Up to now, i have found out that, we use getchar() as int because at EOF this function returns -1. I was wondering can't char hold -1 ? i think it can,because it can also range from -128 to 127.

I searched through the top list of google, but the answer i got didn't satisfy me.


Solution

  • First of all, just to clear something up, EOF is not required to be specifically -1. The ISO C standard requires it to have a negative value.

    Also note that the type char can be signed or unsigned; that is implementation-defined.

    The function fgetc, getc and getchar can be used to process binary streams, not only text streams. Bytes have values from 0 to UCHAR_MAX. The natural type for this range is unsigned char.

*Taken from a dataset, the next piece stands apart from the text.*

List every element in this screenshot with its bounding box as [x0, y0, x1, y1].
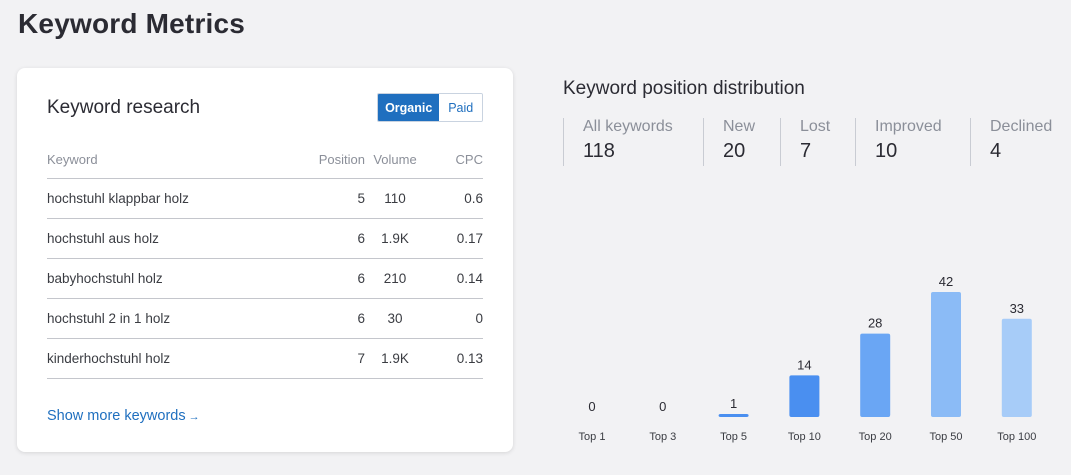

The return value of getc couldn't be unsigned char, because EOF wouldn't be representable. It couldn't be signed char either, because signed char cannot hold the values from 0 to UCHAR_MAX. So, a wider type is chosen: the type int. On mainstream platforms, int is wider than char: it has a size of at least 2. And so it it is capable of representing some negative value that can be used for EOF, and all the byte values in the range 0 to UCHAR_MAX.

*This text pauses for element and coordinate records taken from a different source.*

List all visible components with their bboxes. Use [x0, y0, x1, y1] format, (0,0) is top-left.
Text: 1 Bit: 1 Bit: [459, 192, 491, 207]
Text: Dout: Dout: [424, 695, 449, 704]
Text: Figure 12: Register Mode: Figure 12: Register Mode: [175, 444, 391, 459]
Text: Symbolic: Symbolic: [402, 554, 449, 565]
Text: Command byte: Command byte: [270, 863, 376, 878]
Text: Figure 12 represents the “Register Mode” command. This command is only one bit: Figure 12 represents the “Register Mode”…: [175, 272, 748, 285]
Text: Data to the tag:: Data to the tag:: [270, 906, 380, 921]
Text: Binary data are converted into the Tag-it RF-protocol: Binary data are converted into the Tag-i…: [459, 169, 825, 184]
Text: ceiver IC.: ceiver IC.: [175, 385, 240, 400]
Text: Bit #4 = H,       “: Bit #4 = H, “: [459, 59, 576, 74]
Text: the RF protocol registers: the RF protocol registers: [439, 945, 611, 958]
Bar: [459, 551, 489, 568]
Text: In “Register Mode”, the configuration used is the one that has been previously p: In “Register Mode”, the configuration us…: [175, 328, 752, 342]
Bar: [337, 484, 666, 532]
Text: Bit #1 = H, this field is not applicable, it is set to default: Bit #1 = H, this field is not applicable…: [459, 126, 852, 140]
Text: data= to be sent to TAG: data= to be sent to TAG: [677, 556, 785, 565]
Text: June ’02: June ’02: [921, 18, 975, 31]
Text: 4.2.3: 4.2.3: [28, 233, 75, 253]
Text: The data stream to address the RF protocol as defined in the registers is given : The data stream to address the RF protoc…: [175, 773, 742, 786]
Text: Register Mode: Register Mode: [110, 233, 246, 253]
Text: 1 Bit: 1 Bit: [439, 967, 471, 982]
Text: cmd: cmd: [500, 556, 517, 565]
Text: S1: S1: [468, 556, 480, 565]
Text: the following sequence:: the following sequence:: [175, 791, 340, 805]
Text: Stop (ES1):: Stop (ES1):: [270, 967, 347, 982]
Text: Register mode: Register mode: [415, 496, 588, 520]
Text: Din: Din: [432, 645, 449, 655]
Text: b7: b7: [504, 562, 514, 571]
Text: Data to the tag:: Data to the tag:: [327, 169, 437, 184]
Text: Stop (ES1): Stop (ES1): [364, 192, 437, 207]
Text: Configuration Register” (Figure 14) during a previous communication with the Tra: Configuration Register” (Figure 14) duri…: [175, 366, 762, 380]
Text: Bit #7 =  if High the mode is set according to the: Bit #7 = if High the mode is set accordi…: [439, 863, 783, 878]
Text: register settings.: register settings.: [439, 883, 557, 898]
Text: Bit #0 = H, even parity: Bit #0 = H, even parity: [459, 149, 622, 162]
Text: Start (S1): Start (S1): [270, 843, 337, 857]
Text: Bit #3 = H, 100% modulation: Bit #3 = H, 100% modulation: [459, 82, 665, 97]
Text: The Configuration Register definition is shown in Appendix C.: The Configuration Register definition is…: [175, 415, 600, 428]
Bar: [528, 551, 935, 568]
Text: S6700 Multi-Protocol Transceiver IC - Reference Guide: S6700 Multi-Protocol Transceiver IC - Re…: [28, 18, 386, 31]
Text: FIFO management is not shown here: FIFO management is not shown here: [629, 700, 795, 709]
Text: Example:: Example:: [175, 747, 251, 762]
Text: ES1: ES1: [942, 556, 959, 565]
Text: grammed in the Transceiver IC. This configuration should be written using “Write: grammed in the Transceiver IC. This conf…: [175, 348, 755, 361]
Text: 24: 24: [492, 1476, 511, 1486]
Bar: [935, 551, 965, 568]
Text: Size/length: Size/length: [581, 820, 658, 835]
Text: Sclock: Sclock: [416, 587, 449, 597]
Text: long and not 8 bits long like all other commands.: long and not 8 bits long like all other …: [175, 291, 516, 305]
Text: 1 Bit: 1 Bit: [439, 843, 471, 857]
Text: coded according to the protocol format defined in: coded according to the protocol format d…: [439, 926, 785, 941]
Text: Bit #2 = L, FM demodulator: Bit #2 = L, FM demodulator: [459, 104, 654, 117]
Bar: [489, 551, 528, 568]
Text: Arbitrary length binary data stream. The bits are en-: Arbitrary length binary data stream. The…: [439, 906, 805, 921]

    In some C implementations (for systems such as some DSP chips) this is not true: int is one byte wide. That represents challenges. On such a C implementation, a range of valid byte values returned by getc just has to be negative, and one of those values clashes with EOF. Carefully written code can tell that this is the case: a value equal to EOF was returned, yet the feof and ferror functions report false: the stream is not in error, and end-of-file has not occurred. Thus, the value which looks like EOF is actually a valid byte.